Students in law school are taught how to interpret the law and perform numerous mental tests in order to identify whether there has been a violation and, more crucially, what exact action in the chain of events caused the line to be crossed.

IRAC (issue, rule, application, conclusion) is a lawyer’s technique. It’s a fantastic tool for resolving ethical dilemmas.

Read more >> How to pass CFA level 1 in 2 weeks?

Why is it so important to master the exam’s Ethics section?

cfa level 1 ethics

Of course, passing the full exam is crucial, but there are several unique reasons to grasp Ethics without a doubt:

  • It accounts for a significant portion of the exam.
  • If you’ve studied and practiced, acing it shouldn’t be too tough.
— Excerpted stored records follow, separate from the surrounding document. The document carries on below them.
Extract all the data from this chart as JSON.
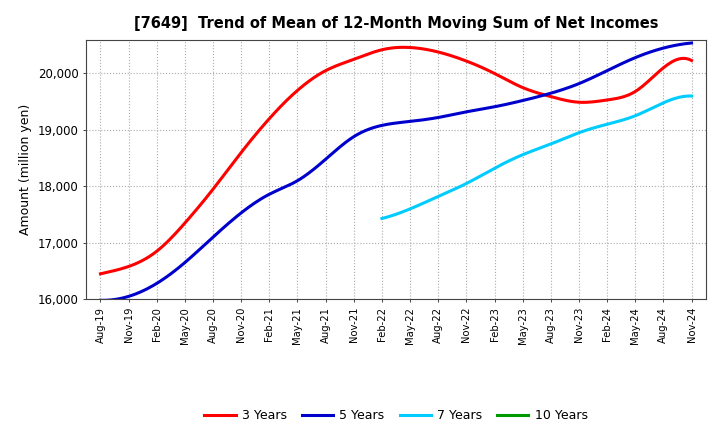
{
  "title": "[7649]  Trend of Mean of 12-Month Moving Sum of Net Incomes",
  "ylabel": "Amount (million yen)",
  "ylim": [
    16000,
    20600
  ],
  "yticks": [
    16000,
    17000,
    18000,
    19000,
    20000
  ],
  "legend_labels": [
    "3 Years",
    "5 Years",
    "7 Years",
    "10 Years"
  ],
  "legend_colors": [
    "#ff0000",
    "#0000cc",
    "#00ccff",
    "#009900"
  ],
  "x_labels": [
    "Aug-19",
    "Nov-19",
    "Feb-20",
    "May-20",
    "Aug-20",
    "Nov-20",
    "Feb-21",
    "May-21",
    "Aug-21",
    "Nov-21",
    "Feb-22",
    "May-22",
    "Aug-22",
    "Nov-22",
    "Feb-23",
    "May-23",
    "Aug-23",
    "Nov-23",
    "Feb-24",
    "May-24",
    "Aug-24",
    "Nov-24"
  ],
  "series_3y_x": [
    0,
    1,
    2,
    3,
    4,
    5,
    6,
    7,
    8,
    9,
    10,
    11,
    12,
    13,
    14,
    15,
    16,
    17,
    18,
    19,
    20,
    21
  ],
  "series_3y_y": [
    16450,
    16580,
    16850,
    17350,
    17950,
    18600,
    19200,
    19700,
    20050,
    20250,
    20420,
    20460,
    20380,
    20220,
    20000,
    19750,
    19590,
    19490,
    19530,
    19680,
    20100,
    20230
  ],
  "series_5y_x": [
    0,
    1,
    2,
    3,
    4,
    5,
    6,
    7,
    8,
    9,
    10,
    11,
    12,
    13,
    14,
    15,
    16,
    17,
    18,
    19,
    20,
    21
  ],
  "series_5y_y": [
    15980,
    16050,
    16280,
    16650,
    17100,
    17530,
    17860,
    18100,
    18480,
    18880,
    19080,
    19150,
    19220,
    19320,
    19410,
    19520,
    19650,
    19820,
    20050,
    20280,
    20450,
    20540
  ],
  "series_7y_x": [
    10,
    11,
    12,
    13,
    14,
    15,
    16,
    17,
    18,
    19,
    20,
    21
  ],
  "series_7y_y": [
    17430,
    17600,
    17820,
    18050,
    18320,
    18560,
    18750,
    18950,
    19100,
    19250,
    19480,
    19600
  ],
  "series_10y_x": [],
  "series_10y_y": []
}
That is, you may be able to get a better return on your study investment.
  • If you’re on the borderline of passing, your Ethics score may be enough to push you over the line.
  • To summarize, it’s low-hanging fruit – and there’s enough of it – provided you’ve planned ahead.

Although the CFA Institute takes ethics seriously and considers it to be a critical component of the CFA exam, many applicants choose to disregard it. Many applicants believe they are moral, thus they believe it is pointless to spend much time studying the subject when other “tougher” portions are so important. Many people think that ethics is straightforward and common sense, yet CFA ethics problems are intricate, complicated, and unique to the CFA profession. For the well-prepared student, the CFA Level 1 Ethics section offers a high return on study time with promising test-day outcomes.